Thursday, September 8, 2016

A Wonderful Night Celebrating the Art of Rick Shaefer with @cwpfairfield @fairfieldu. In the Gallery with a Genius, For Sure

Juma, Akbar, and Artist Rick Shaefer (Refugee Trilogy)
Refugee Trilogy, artwork by Rick Shaefer, premiered last night in the Walsh Gallery of the Quick Center at Fairfield University. It was a full house that allowed for robust conversation - Shaefer's work, tremendous to see, inspired much dialogue. The three largest pieces on display: Land Crossing, Water Crossing, and Border Crossing are an opus composed by a genius with an eye for detail, history,  storytelling, and commentary.
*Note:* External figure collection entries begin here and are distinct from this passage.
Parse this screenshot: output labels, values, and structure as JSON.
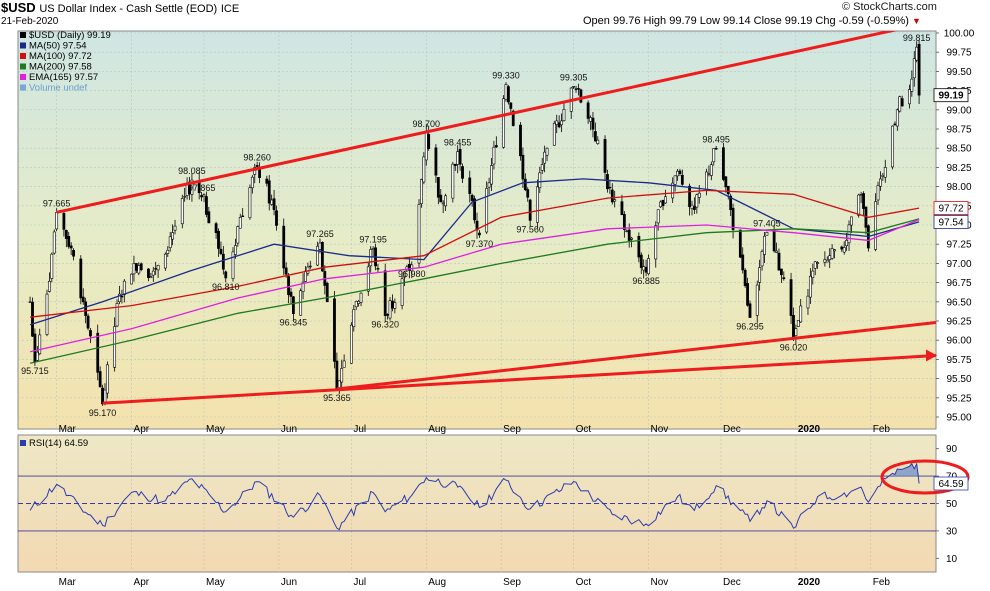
{
  "header": {
    "symbol": "$USD",
    "name": "US Dollar Index - Cash Settle (EOD)",
    "exchange": "ICE",
    "date": "21-Feb-2020",
    "watermark": "© StockCharts.com",
    "quote": "Open 99.76  High 99.79  Low 99.14  Close 99.19  Chg -0.59 (-0.59%)",
    "quote_arrow": "▼"
  },
  "chart_data": [
    {
      "type": "candlestick",
      "title": "$USD (Daily) 99.19",
      "legend": [
        {
          "label": "$USD (Daily) 99.19",
          "color": "#000000"
        },
        {
          "label": "MA(50) 97.54",
          "color": "#1a2a8c"
        },
        {
          "label": "MA(100) 97.72",
          "color": "#d01010"
        },
        {
          "label": "MA(200) 97.58",
          "color": "#1e7a1e"
        },
        {
          "label": "EMA(165) 97.57",
          "color": "#e020e0"
        },
        {
          "label": "Volume undef",
          "color": "#7aa7d8"
        }
      ],
      "x_ticks": [
        "Mar",
        "Apr",
        "May",
        "Jun",
        "Jul",
        "Aug",
        "Sep",
        "Oct",
        "Nov",
        "Dec",
        "2020",
        "Feb"
      ],
      "y_ticks": [
        "95.00",
        "95.25",
        "95.50",
        "95.75",
        "96.00",
        "96.25",
        "96.50",
        "96.75",
        "97.00",
        "97.25",
        "97.50",
        "97.75",
        "98.00",
        "98.25",
        "98.50",
        "98.75",
        "99.00",
        "99.25",
        "99.50",
        "99.75",
        "100.00"
      ],
      "ylim": [
        95.0,
        100.0
      ],
      "last_price_tags": [
        {
          "text": "99.19",
          "value": 99.19
        },
        {
          "text": "97.72",
          "value": 97.72
        },
        {
          "text": "97.54",
          "value": 97.54
        }
      ],
      "pivot_points": [
        {
          "date": "2019-02-20",
          "value": 95.715,
          "label": "95.715"
        },
        {
          "date": "2019-03-01",
          "value": 97.665,
          "label": "97.665"
        },
        {
          "date": "2019-03-20",
          "value": 95.17,
          "label": "95.170"
        },
        {
          "date": "2019-04-26",
          "value": 98.085,
          "label": "98.085"
        },
        {
          "date": "2019-04-30",
          "value": 97.865,
          "label": "97.865"
        },
        {
          "date": "2019-05-10",
          "value": 96.81,
          "label": "96.810"
        },
        {
          "date": "2019-05-23",
          "value": 98.26,
          "label": "98.260"
        },
        {
          "date": "2019-06-07",
          "value": 96.345,
          "label": "96.345"
        },
        {
          "date": "2019-06-18",
          "value": 97.265,
          "label": "97.265"
        },
        {
          "date": "2019-06-25",
          "value": 95.365,
          "label": "95.365"
        },
        {
          "date": "2019-07-10",
          "value": 97.195,
          "label": "97.195"
        },
        {
          "date": "2019-07-15",
          "value": 96.32,
          "label": "96.320"
        },
        {
          "date": "2019-07-26",
          "value": 96.98,
          "label": "96.980"
        },
        {
          "date": "2019-08-01",
          "value": 98.7,
          "label": "98.700"
        },
        {
          "date": "2019-08-14",
          "value": 98.455,
          "label": "98.455"
        },
        {
          "date": "2019-08-23",
          "value": 97.37,
          "label": "97.370"
        },
        {
          "date": "2019-09-03",
          "value": 99.33,
          "label": "99.330"
        },
        {
          "date": "2019-09-13",
          "value": 97.56,
          "label": "97.560"
        },
        {
          "date": "2019-10-01",
          "value": 99.305,
          "label": "99.305"
        },
        {
          "date": "2019-10-31",
          "value": 96.885,
          "label": "96.885"
        },
        {
          "date": "2019-11-29",
          "value": 98.495,
          "label": "98.495"
        },
        {
          "date": "2019-12-13",
          "value": 96.295,
          "label": "96.295"
        },
        {
          "date": "2019-12-20",
          "value": 97.405,
          "label": "97.405"
        },
        {
          "date": "2019-12-31",
          "value": 96.02,
          "label": "96.020"
        },
        {
          "date": "2020-02-20",
          "value": 99.815,
          "label": "99.815"
        }
      ],
      "trendlines": [
        {
          "name": "upper channel",
          "from": {
            "date": "2019-03-01",
            "value": 97.665
          },
          "to": {
            "date": "2020-02-20",
            "value": 100.1
          }
        },
        {
          "name": "lower channel",
          "from": {
            "date": "2019-06-25",
            "value": 95.365
          },
          "to": {
            "date": "2020-02-28",
            "value": 96.23
          }
        },
        {
          "name": "long-term support",
          "from": {
            "date": "2019-03-20",
            "value": 95.18
          },
          "to": {
            "date": "2020-02-28",
            "value": 95.8
          }
        }
      ],
      "ma_lines": [
        {
          "name": "MA(50)",
          "color": "#1a2a8c",
          "points": [
            [
              "2019-02-18",
              96.2
            ],
            [
              "2019-03-20",
              96.5
            ],
            [
              "2019-04-25",
              96.9
            ],
            [
              "2019-05-30",
              97.25
            ],
            [
              "2019-06-30",
              97.1
            ],
            [
              "2019-07-31",
              97.05
            ],
            [
              "2019-08-20",
              97.8
            ],
            [
              "2019-09-10",
              98.05
            ],
            [
              "2019-10-05",
              98.1
            ],
            [
              "2019-11-01",
              98.05
            ],
            [
              "2019-11-29",
              97.95
            ],
            [
              "2019-12-31",
              97.45
            ],
            [
              "2020-01-31",
              97.35
            ],
            [
              "2020-02-21",
              97.54
            ]
          ]
        },
        {
          "name": "MA(100)",
          "color": "#d01010",
          "points": [
            [
              "2019-02-18",
              96.3
            ],
            [
              "2019-04-01",
              96.45
            ],
            [
              "2019-05-15",
              96.7
            ],
            [
              "2019-06-20",
              96.95
            ],
            [
              "2019-07-31",
              97.1
            ],
            [
              "2019-09-01",
              97.6
            ],
            [
              "2019-10-15",
              97.85
            ],
            [
              "2019-11-25",
              97.95
            ],
            [
              "2019-12-31",
              97.9
            ],
            [
              "2020-01-31",
              97.6
            ],
            [
              "2020-02-21",
              97.72
            ]
          ]
        },
        {
          "name": "MA(200)",
          "color": "#1e7a1e",
          "points": [
            [
              "2019-02-18",
              95.7
            ],
            [
              "2019-04-01",
              96.0
            ],
            [
              "2019-05-15",
              96.35
            ],
            [
              "2019-06-20",
              96.55
            ],
            [
              "2019-07-31",
              96.8
            ],
            [
              "2019-09-01",
              97.0
            ],
            [
              "2019-10-15",
              97.25
            ],
            [
              "2019-11-25",
              97.4
            ],
            [
              "2019-12-31",
              97.45
            ],
            [
              "2020-01-31",
              97.4
            ],
            [
              "2020-02-21",
              97.58
            ]
          ]
        },
        {
          "name": "EMA(165)",
          "color": "#e020e0",
          "points": [
            [
              "2019-02-18",
              95.85
            ],
            [
              "2019-04-01",
              96.15
            ],
            [
              "2019-05-15",
              96.55
            ],
            [
              "2019-06-20",
              96.8
            ],
            [
              "2019-07-31",
              96.95
            ],
            [
              "2019-09-01",
              97.25
            ],
            [
              "2019-10-15",
              97.45
            ],
            [
              "2019-11-25",
              97.5
            ],
            [
              "2019-12-31",
              97.4
            ],
            [
              "2020-01-31",
              97.3
            ],
            [
              "2020-02-21",
              97.57
            ]
          ]
        }
      ],
      "price_path": [
        [
          "2019-02-18",
          96.5
        ],
        [
          "2019-02-20",
          95.715
        ],
        [
          "2019-02-25",
          96.6
        ],
        [
          "2019-03-01",
          97.665
        ],
        [
          "2019-03-07",
          97.2
        ],
        [
          "2019-03-12",
          96.5
        ],
        [
          "2019-03-20",
          95.17
        ],
        [
          "2019-03-27",
          96.6
        ],
        [
          "2019-04-02",
          97.0
        ],
        [
          "2019-04-10",
          96.9
        ],
        [
          "2019-04-18",
          97.4
        ],
        [
          "2019-04-26",
          98.085
        ],
        [
          "2019-04-30",
          97.865
        ],
        [
          "2019-05-06",
          97.4
        ],
        [
          "2019-05-10",
          96.81
        ],
        [
          "2019-05-16",
          97.6
        ],
        [
          "2019-05-23",
          98.26
        ],
        [
          "2019-05-30",
          97.7
        ],
        [
          "2019-06-07",
          96.345
        ],
        [
          "2019-06-12",
          96.9
        ],
        [
          "2019-06-18",
          97.265
        ],
        [
          "2019-06-21",
          96.5
        ],
        [
          "2019-06-25",
          95.365
        ],
        [
          "2019-07-02",
          96.4
        ],
        [
          "2019-07-10",
          97.195
        ],
        [
          "2019-07-15",
          96.32
        ],
        [
          "2019-07-22",
          96.8
        ],
        [
          "2019-07-26",
          96.98
        ],
        [
          "2019-08-01",
          98.7
        ],
        [
          "2019-08-07",
          97.8
        ],
        [
          "2019-08-14",
          98.455
        ],
        [
          "2019-08-23",
          97.37
        ],
        [
          "2019-09-03",
          99.33
        ],
        [
          "2019-09-09",
          98.4
        ],
        [
          "2019-09-13",
          97.56
        ],
        [
          "2019-09-20",
          98.5
        ],
        [
          "2019-10-01",
          99.305
        ],
        [
          "2019-10-08",
          98.9
        ],
        [
          "2019-10-17",
          97.8
        ],
        [
          "2019-10-31",
          96.885
        ],
        [
          "2019-11-06",
          97.8
        ],
        [
          "2019-11-13",
          98.2
        ],
        [
          "2019-11-20",
          97.7
        ],
        [
          "2019-11-29",
          98.495
        ],
        [
          "2019-12-05",
          97.7
        ],
        [
          "2019-12-13",
          96.295
        ],
        [
          "2019-12-20",
          97.405
        ],
        [
          "2019-12-27",
          96.8
        ],
        [
          "2019-12-31",
          96.02
        ],
        [
          "2020-01-08",
          96.9
        ],
        [
          "2020-01-15",
          97.1
        ],
        [
          "2020-01-22",
          97.3
        ],
        [
          "2020-01-28",
          97.9
        ],
        [
          "2020-01-31",
          97.2
        ],
        [
          "2020-02-05",
          98.1
        ],
        [
          "2020-02-12",
          99.0
        ],
        [
          "2020-02-18",
          99.4
        ],
        [
          "2020-02-20",
          99.815
        ],
        [
          "2020-02-21",
          99.19
        ]
      ],
      "x_domain": [
        "2019-02-13",
        "2020-02-28"
      ]
    },
    {
      "type": "line",
      "title": "RSI(14) 64.59",
      "y_ticks": [
        "10",
        "30",
        "50",
        "70",
        "90"
      ],
      "ylim": [
        0,
        100
      ],
      "reference_lines": [
        30,
        50,
        70
      ],
      "last_value_tag": "64.59",
      "rsi_path": [
        [
          "2019-02-18",
          45
        ],
        [
          "2019-03-01",
          64
        ],
        [
          "2019-03-10",
          48
        ],
        [
          "2019-03-20",
          34
        ],
        [
          "2019-04-01",
          58
        ],
        [
          "2019-04-15",
          52
        ],
        [
          "2019-04-26",
          68
        ],
        [
          "2019-05-10",
          44
        ],
        [
          "2019-05-23",
          66
        ],
        [
          "2019-06-07",
          40
        ],
        [
          "2019-06-18",
          56
        ],
        [
          "2019-06-25",
          32
        ],
        [
          "2019-07-10",
          58
        ],
        [
          "2019-07-15",
          44
        ],
        [
          "2019-07-26",
          56
        ],
        [
          "2019-08-01",
          69
        ],
        [
          "2019-08-14",
          62
        ],
        [
          "2019-08-23",
          47
        ],
        [
          "2019-09-03",
          67
        ],
        [
          "2019-09-13",
          46
        ],
        [
          "2019-10-01",
          66
        ],
        [
          "2019-10-17",
          42
        ],
        [
          "2019-10-31",
          35
        ],
        [
          "2019-11-13",
          55
        ],
        [
          "2019-11-20",
          45
        ],
        [
          "2019-11-29",
          63
        ],
        [
          "2019-12-13",
          37
        ],
        [
          "2019-12-20",
          52
        ],
        [
          "2019-12-31",
          32
        ],
        [
          "2020-01-10",
          55
        ],
        [
          "2020-01-20",
          56
        ],
        [
          "2020-01-28",
          62
        ],
        [
          "2020-01-31",
          51
        ],
        [
          "2020-02-07",
          68
        ],
        [
          "2020-02-14",
          75
        ],
        [
          "2020-02-20",
          79
        ],
        [
          "2020-02-21",
          64.59
        ]
      ]
    }
  ]
}
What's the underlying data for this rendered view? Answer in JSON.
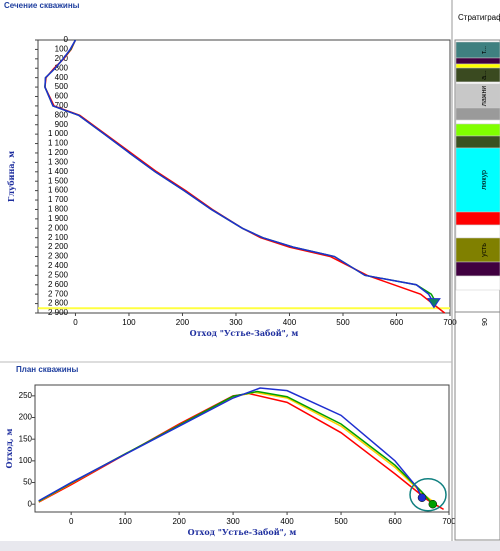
{
  "chart_data": [
    {
      "type": "line",
      "title": "Сечение скважины",
      "xlabel": "Отход \"Устье-Забой\", м",
      "ylabel": "Глубина, м",
      "y_inverted": true,
      "xlim": [
        -70,
        700
      ],
      "ylim": [
        0,
        2900
      ],
      "xticks": [
        0,
        100,
        200,
        300,
        400,
        500,
        600,
        700
      ],
      "yticks": [
        0,
        100,
        200,
        300,
        400,
        500,
        600,
        700,
        800,
        900,
        {
          "value": 1000,
          "label": "1 000"
        },
        {
          "value": 1100,
          "label": "1 100"
        },
        {
          "value": 1200,
          "label": "1 200"
        },
        {
          "value": 1300,
          "label": "1 300"
        },
        {
          "value": 1400,
          "label": "1 400"
        },
        {
          "value": 1500,
          "label": "1 500"
        },
        {
          "value": 1600,
          "label": "1 600"
        },
        {
          "value": 1700,
          "label": "1 700"
        },
        {
          "value": 1800,
          "label": "1 800"
        },
        {
          "value": 1900,
          "label": "1 900"
        },
        {
          "value": 2000,
          "label": "2 000"
        },
        {
          "value": 2100,
          "label": "2 100"
        },
        {
          "value": 2200,
          "label": "2 200"
        },
        {
          "value": 2300,
          "label": "2 300"
        },
        {
          "value": 2400,
          "label": "2 400"
        },
        {
          "value": 2500,
          "label": "2 500"
        },
        {
          "value": 2600,
          "label": "2 600"
        },
        {
          "value": 2700,
          "label": "2 700"
        },
        {
          "value": 2800,
          "label": "2 800"
        },
        {
          "value": 2900,
          "label": "2 900"
        }
      ],
      "target_depth": 2850,
      "target_color": "#ffff40",
      "series": [
        {
          "color": "#ff0000",
          "x": [
            0,
            -8,
            -22,
            -40,
            -55,
            -57,
            -40,
            8,
            56,
            104,
            152,
            206,
            256,
            312,
            346,
            400,
            476,
            545,
            645,
            690
          ],
          "values": [
            0,
            100,
            200,
            300,
            400,
            500,
            700,
            800,
            1000,
            1200,
            1400,
            1600,
            1800,
            2000,
            2100,
            2200,
            2300,
            2500,
            2700,
            2900
          ]
        },
        {
          "color": "#00a000",
          "x": [
            0,
            -9,
            -23,
            -38,
            -56,
            -57,
            -42,
            6,
            54,
            101,
            149,
            203,
            254,
            312,
            350,
            407,
            484,
            541,
            637,
            665,
            675
          ],
          "values": [
            0,
            100,
            200,
            300,
            400,
            500,
            700,
            800,
            1000,
            1200,
            1400,
            1600,
            1800,
            2000,
            2100,
            2200,
            2300,
            2500,
            2600,
            2700,
            2800
          ]
        },
        {
          "color": "#1f2fd0",
          "x": [
            0,
            -10,
            -23,
            -38,
            -56,
            -57,
            -42,
            6,
            54,
            101,
            149,
            203,
            254,
            312,
            350,
            407,
            484,
            541,
            637,
            660,
            670
          ],
          "values": [
            0,
            100,
            200,
            300,
            400,
            500,
            700,
            800,
            1000,
            1200,
            1400,
            1600,
            1800,
            2000,
            2100,
            2200,
            2300,
            2500,
            2600,
            2700,
            2800
          ]
        }
      ]
    },
    {
      "type": "line",
      "title": "План скважины",
      "xlabel": "Отход \"Устье-Забой\", м",
      "ylabel": "Отход, м",
      "xlim": [
        -67,
        700
      ],
      "ylim": [
        -18,
        275
      ],
      "xticks": [
        0,
        100,
        200,
        300,
        400,
        500,
        600,
        700
      ],
      "yticks": [
        0,
        50,
        100,
        150,
        200,
        250
      ],
      "series": [
        {
          "color": "#ff0000",
          "x": [
            -60,
            0,
            100,
            200,
            300,
            330,
            400,
            500,
            600,
            660,
            690
          ],
          "values": [
            5,
            45,
            115,
            185,
            250,
            255,
            235,
            165,
            70,
            10,
            -12
          ]
        },
        {
          "color": "#ffd000",
          "x": [
            -60,
            0,
            100,
            200,
            300,
            340,
            400,
            500,
            600,
            650,
            675
          ],
          "values": [
            6,
            48,
            116,
            182,
            248,
            258,
            245,
            180,
            85,
            25,
            2
          ]
        },
        {
          "color": "#00a000",
          "x": [
            -60,
            0,
            100,
            200,
            300,
            345,
            400,
            500,
            600,
            650,
            670
          ],
          "values": [
            7,
            49,
            116,
            182,
            249,
            260,
            248,
            185,
            90,
            28,
            0
          ]
        },
        {
          "color": "#1f2fd0",
          "x": [
            -60,
            0,
            100,
            200,
            300,
            350,
            400,
            500,
            600,
            640,
            650
          ],
          "values": [
            8,
            50,
            115,
            180,
            245,
            268,
            262,
            205,
            100,
            40,
            15
          ]
        }
      ]
    }
  ],
  "strat": {
    "header": "Стратиграф",
    "bottom_label": "90",
    "layers": [
      {
        "color": "#3f8080",
        "label": "т..."
      },
      {
        "color": "#400040"
      },
      {
        "color": "#ffff00"
      },
      {
        "color": "#3a4a20",
        "label": "а..."
      },
      {
        "color": "#ffffff"
      },
      {
        "color": "#c8c8c8",
        "label": "лажни"
      },
      {
        "color": "#9a9a9a"
      },
      {
        "color": "#ffffff"
      },
      {
        "color": "#80ff00"
      },
      {
        "color": "#3a5020"
      },
      {
        "color": "#00ffff",
        "label": "люкур"
      },
      {
        "color": "#ff0000"
      },
      {
        "color": "#ffffff"
      },
      {
        "color": "#808000",
        "label": "усть"
      },
      {
        "color": "#400040"
      },
      {
        "color": "#ffffff"
      }
    ]
  }
}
Having  opportunity to work with Rick Shaefer over the last few months has been motivating and thought-provoking. Participating teachers in the Invitational Leadership Institute and students in Ubuntu Academy finally had  opportunity to meet the artist in person.

Earlier this summer, CWP-Fairfield was contacted for possible collaboration and the suggestion was made that teachers and young people might write and record stories and thoughts inspired by  Refugee Trilogy, the work of Rick Shaefer. Many who participated in the project have only been in the United States for a few months. With the teaching expertise of William King and Jessica Baldizon, students thought critically about Shaefer's drawings and how the drawings communicated . In summary, over 40 essays, poems, raps, and narratives were recorded. From the recordings, "snapshots" were taken to coincide with pieces in the exhibit, including several sketches of Refugee Trilogy in all of its phases.

Carey Mack Weber of the Fairfield University Art Museum acted as liaison for the project and printed up miniature versions of the trilogy so teachers and students could think about the work over the summer. Through conversations, critical thinking activities, and workshopping, the teachers and youth finished their work before heading back to school.

Soundbites from the collaboration (and images from the exhibit) can be found online at:
I recommend visiting this website to hear the student and teacher voices, but I HIGHLY recommend touring the exhibit LIVE where the original pieces can be seen.

The young people who participated are from Bangladesh, Equador, Haiti, Congo, Sudan, Tanzania, Guatemala, and other locations. Jessica Baldizon is a teacher at Cesar Batalla and William King works with immigrant and refugee youth at Bassick High School. The teachers who participated work at schools all over the region: urban, rural, suburban, private and public.

 I was drawn especially to the charcoal shavings that were on display (Rick said, "they were only a sampling"). To me, they were symbolic of the hard work that went into the masterpiece, but also a reminder that what is left behind, and is often not the center of attention, is a big part of the story, too (sometimes forgotten or never seen). With the shavings, I began thinking about the 99% of refugees worldwide who are not granted asylum or relocation into Western societies. The shavings are a reminder that the trilogy for refugees: water, land, and border crossing, tell an even larger story of the majority that is simply casted to the side.

I will definitely visit the exhibit more this month to celebrate Rick Shaefer's storytelling. It has been a tremendous pleasure to meet him, to work with him, and to have his talent act as catalyst for so many of us at CWP-Fairfield.  The collaboration has been a once-in-a-lifetime experience and I'm very grateful to Rick Shaefer, Carey Mack Weber, the teachers, and the young people for being wonderful with one another.